Em defesa dos servidores do Ministério Público da União
A Associação dos Servidores da Justiça (ASSEJUS), entidade com 46 anos de história, que atua incansavelmente na defesa dos servidores do Ministério Público da União (MPU) e do Poder Judiciário da União, composta por servidores ativos, aposentados e filiados que constroem diariamente o bom funcionamento da instituição, vem, perante a sociedade, aos servidores e aos membros do MPU, dirigir esta mensagem ao Excelentíssimo Senhor Procurador-Geral da República, Paulo Gonet, acerca da situação preocupante que hoje se instala no âmbito do Ministério Público, marcada pela ausência de diálogo da chefia do MPU e pela falta de valorização dos servidores.
É de conhecimento público que o PL 5.120/2025, relativo à recomposição remuneratória dos servidores do MPU, não tem recebido empenho por parte da Procuradoria-Geral da República (PGR). Tal postura aprofunda a sensação de desamparo entre aqueles que, de fato, sustentam o funcionamento do órgão. Os servidores são os que efetivamente trabalham e mantêm os órgãos em funcionamento: fazem os processos andarem, garantem o atendimento, organizam e executam tarefas que tornam a instituição reconhecida nacional e internacionalmente como uma entidade forte na defesa dos direitos, na promoção da justiça e na fiscalização dos recursos públicos.
Desde o início das tratativas sobre a recomposição salarial, houve resistência da PGR, enquanto chefia maior do MPU, em ouvir as demandas dos servidores. Apenas após intensa pressão, ocorreu o envio do PL 5.120/2025, que prevê uma recomposição mínima dos vencimentos em três parcelas de 8%. Todavia, desde o protocolo do projeto, não houve atuação efetiva da chefia da instituição junto à Câmara dos Deputados e ao Senado Federal para garantir seu adequado andamento.
Também é necessário registrar que a simetria buscada pelos servidores do MPU em relação ao Poder Judiciário prevê a construção de um novo Projeto de Adicional de Qualificação (AQ), nos mesmos moldes do encaminhado pelo Judiciário. Contudo, o não recebimento pelo Procurador-Geral da República das entidades representativas dos servidores, notadamente o SindMPU e a ASSEJUS, evidencia um distanciamento preocupante entre a chefia institucional e aqueles que diariamente constroem o MPU.

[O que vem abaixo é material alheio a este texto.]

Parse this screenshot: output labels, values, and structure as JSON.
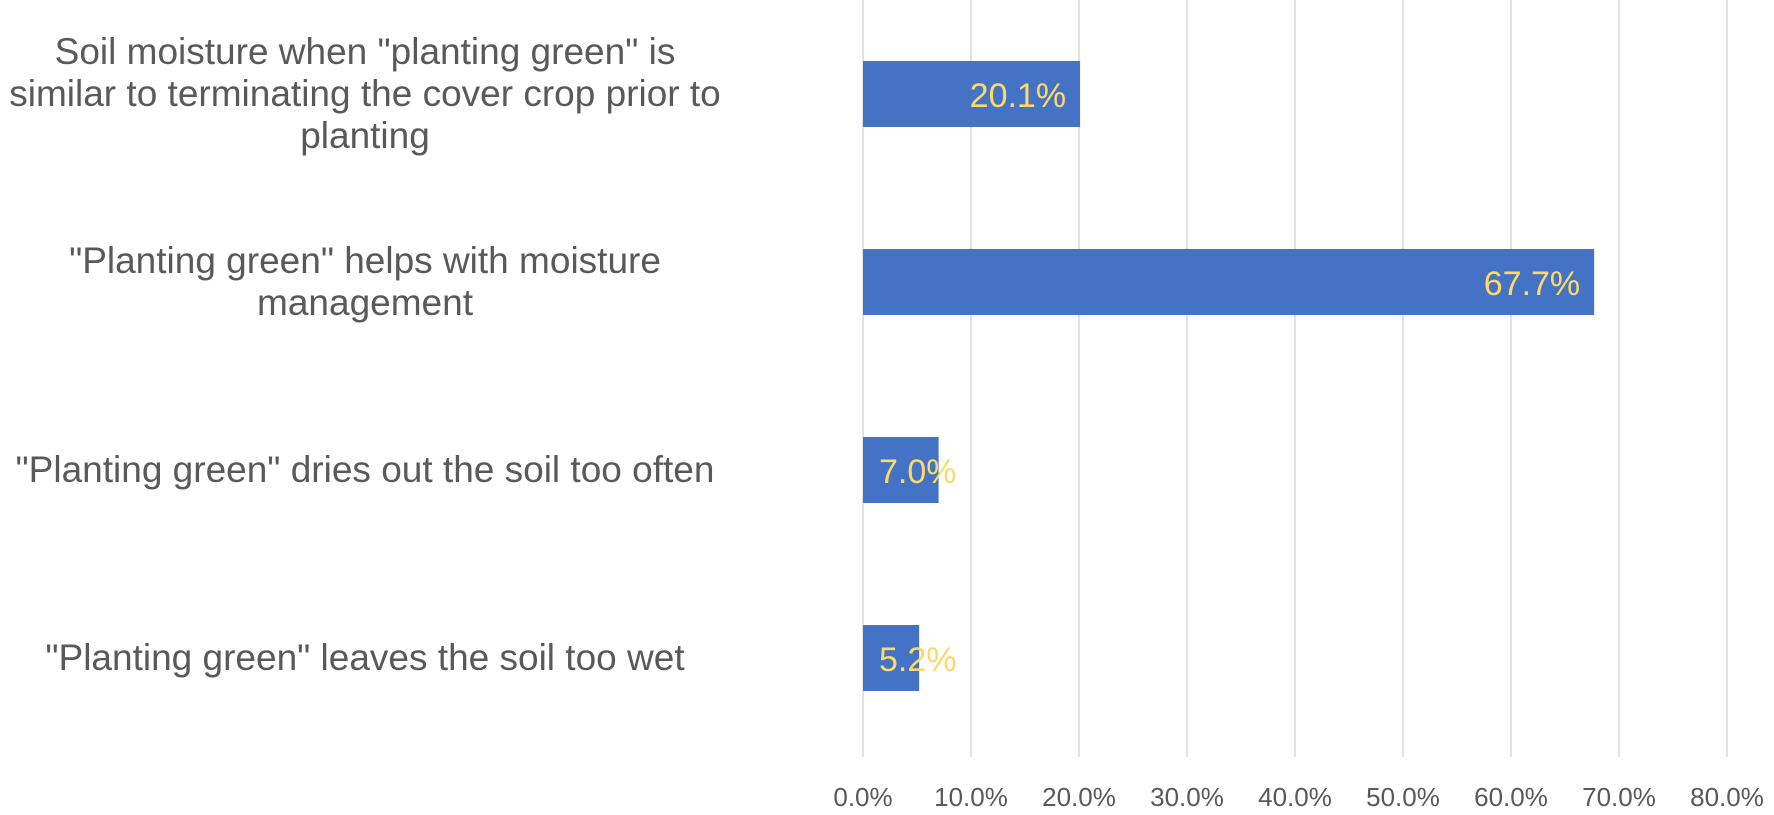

O silêncio e o distanciamento dirigem-se apenas aos servidores, enquanto, quando os interesses envolvem os membros, o tratamento é distinto, inclusive na adoção de critérios para uso do orçamento do órgão. Receber os servidores do MPU não é uma opção ou favor, mas um dever institucional inerente à função de Procurador-Geral da República.
Essa postura enfraquece o órgão, pois o Procurador-Geral da República é, e precisa ser na prática, o chefe supremo do MPU, responsável por promover não apenas o diálogo com a sociedade, órgãos e autoridades, mas sobretudo por dialogar com aqueles que, diariamente, sustentam a prestação de serviços à população: os servidores.
Diante disso, afirmamos ser urgente:
- A abertura imediata de diálogo entre a PGR e as entidades representativas dos servidores, notadamente a única entidade sindical legítima, o SindMPU;
- A atuação efetiva do Procurador-Geral junto ao Congresso Nacional para garantir o avanço e aprovação do PL 5.120/2025;
- O reconhecimento público e institucional do papel essencial dos servidores na realização das atividades-fim do MPU, com a adoção de medidas para envio do PL do Adicional de Qualificação.
Rogamos, portanto, ao Excelentíssimo Senhor Procurador-Geral da República que assuma o compromisso de ouvir e dialogar com as entidades representativas dos servidores, sendo o procurador que ouve a sociedade, dialoga com as partes envolvidas e, sobretudo, reconhece e acolhe seus servidores, que trabalham lado a lado com os membros do MPU, sustentando a justiça e fortalecendo diariamente a missão institucional do Ministério Público da União.